Last night two of my best friends and I took a train into the world's most famous arena and saw John Mayer preform magic on 6 strings for 2 hours. It was one of the best shows I've ever been to. I've been a camp-fire level acoustic guitar player for a few years now, and to see what Mayer can do on the guitar is brain-melting stuff. It just doesn't register how a human being can make that sound with two hands and a guitar.
I think my favorite song of the night was "Who Says" - it just hit different since the show was in New York City. I also love the message of this song- more on this later.
After the show it made me think about how dedicated one has to be to their craft in order to reach that level of expertise. I've written about the 10,000 hours theory from Malcom Gladwell before, but I honestly don't even think that does justice sometimes to those people who are gifted the way John Mayer is at guitar.
It kind of dawned on me how overwhelming it can be to commit to something with that level of rigor and consistency in order to achieve that type of success and ability. In order to be at the absolute top level of your craft, it has to come at an extreme sacrifice. The countless of hours of practice, repetition, research, execution, and preparation are non-negotiable in order to arrive at the top of the mountain for your particular trade.
What I am most fascinated with aside from the time and effort it takes to get to that level of skill, is the process of finding that THING that people are so good at and more importantly, PASSIONATE about enough to devote that much time and energy to.
In my 25 years on earth, I've had plenty of dreams and passions come and go. My first dream was to be a Major League Baseball player. As much as I loved baseball, looking back on it now I did not have the talent or the devoted focus on baseball to get me much further than my high school baseball team.
Then I went to college and had aspirations to be a writer or broadcaster. Then I decided to study business. Then I decided to be a candy salesman. Then I decided to be a data analyst. Then I decided to work for an international beauty product company and sell soaps and hand creams. Then I decided to start writing a finance blog. Then I decided to study to become a Financial Advisor.
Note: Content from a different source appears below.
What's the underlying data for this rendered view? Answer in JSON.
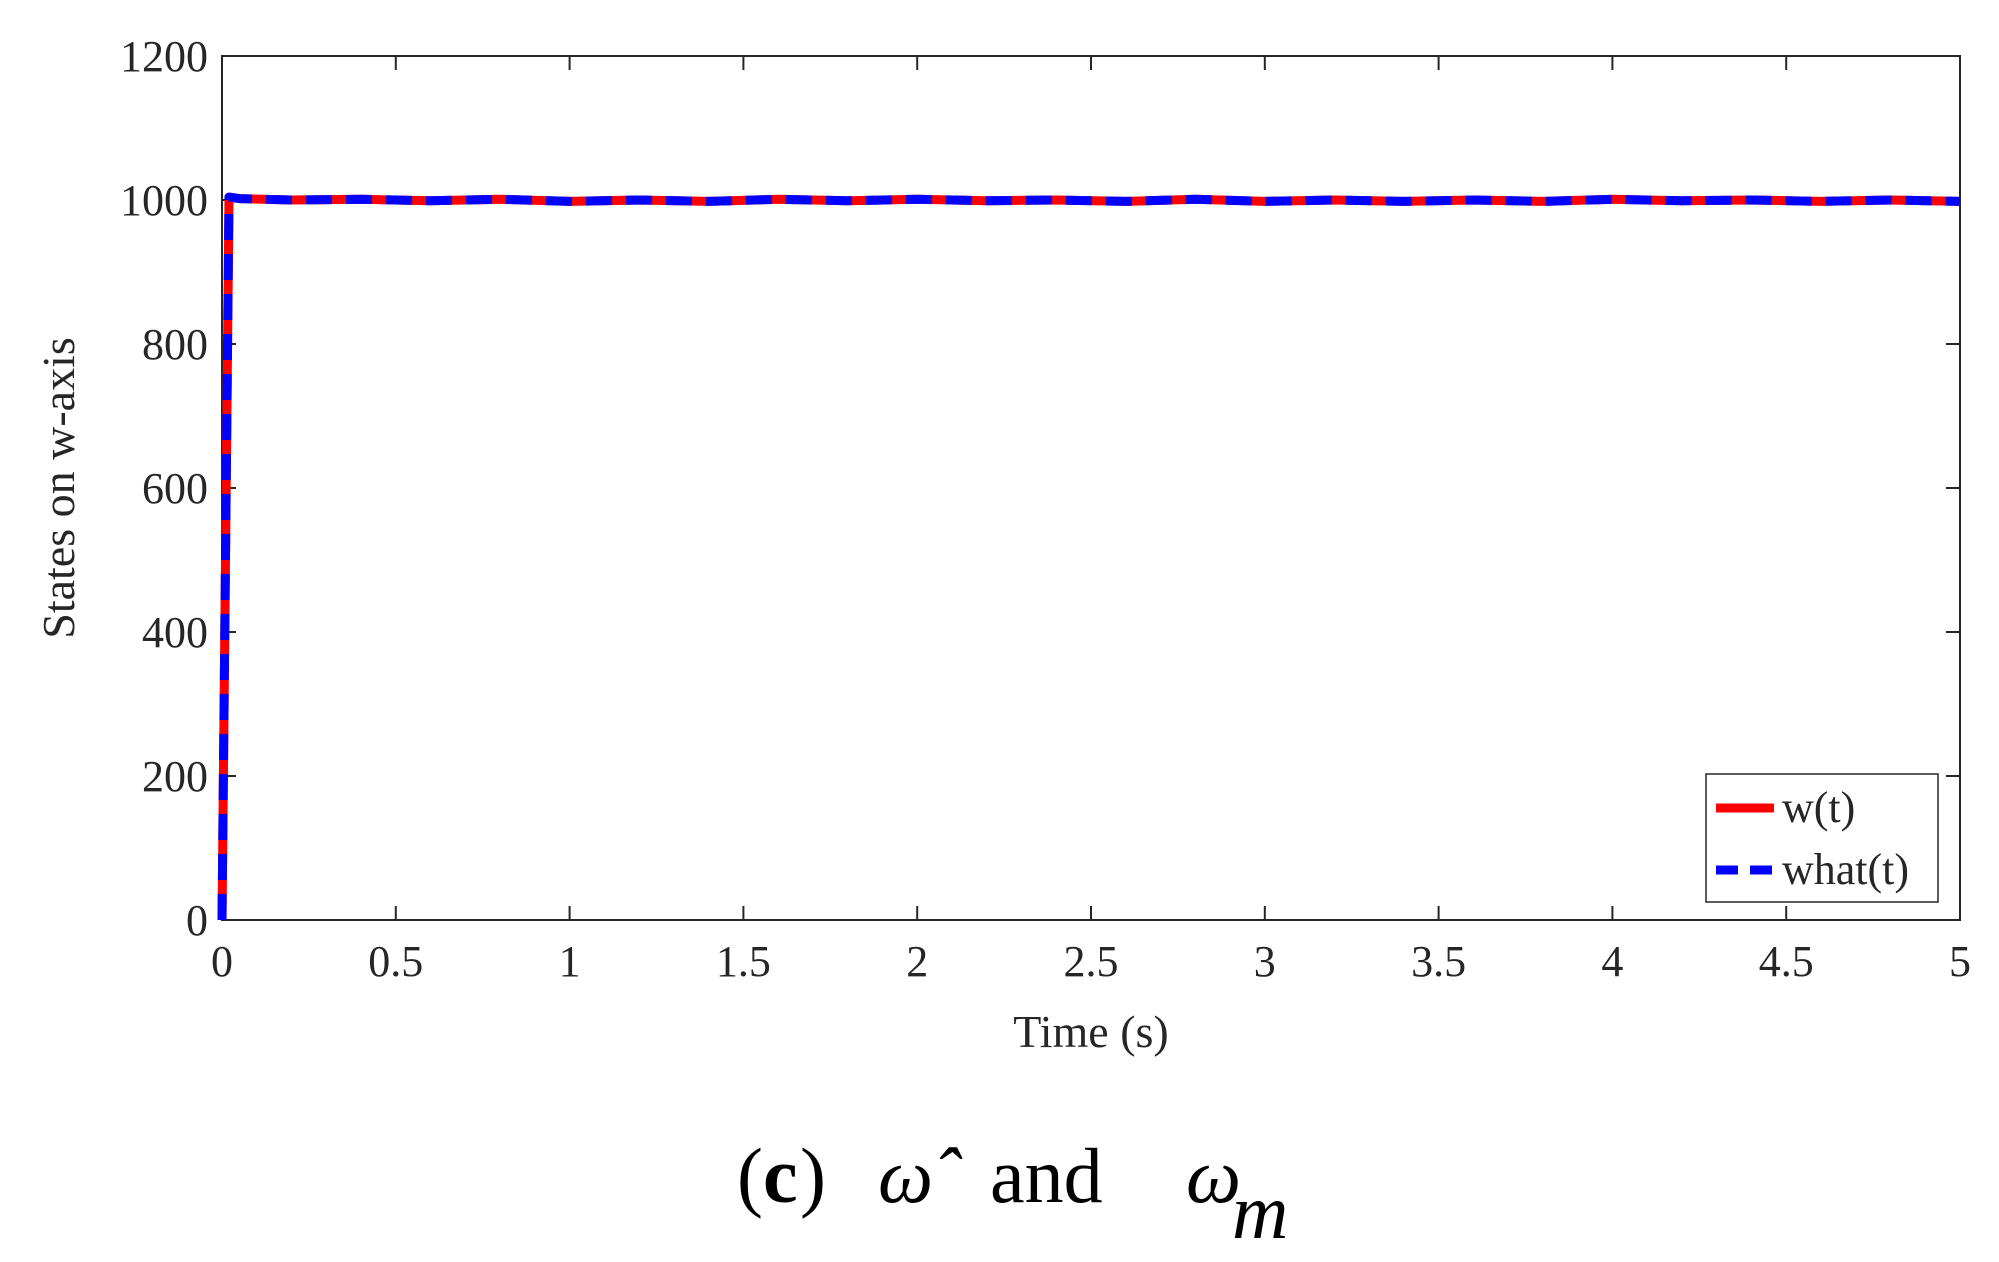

Then I decided not to become a Financial Advisor. Then I decided to be a recruiter. Then I decided to get back into collecting baseball cards and making videos about it.
And I'm still figuring it out. Who Says you need to have it figured out by a specific time? Who Says you only get a certain number of tries at finding your "Thing"?
There have been a couple things that I've found to pick up quickly, and think I'm pretty good at. However only a little while later I come to realize I just wasn't passionate ENOUGH about that thing in order to stick with it and really make that my mission or purpose. And that is okay. It's all about the journey.
In the second verse of "Who Says," John Mayer writes,
"Who says I can't be free
From all of the things that I used to be
Rewrite my history
Who says I can't be free"
Just because you still may not have found out what you are meant to do yet, doesn't mean you aren't getting closer. If you have failed in your past, who cares. Who says any of that matters. Look what's in front of you, try something new that sparks your interest or passion, and give it a go.
Who says it can't lead you to where you're supposed to be?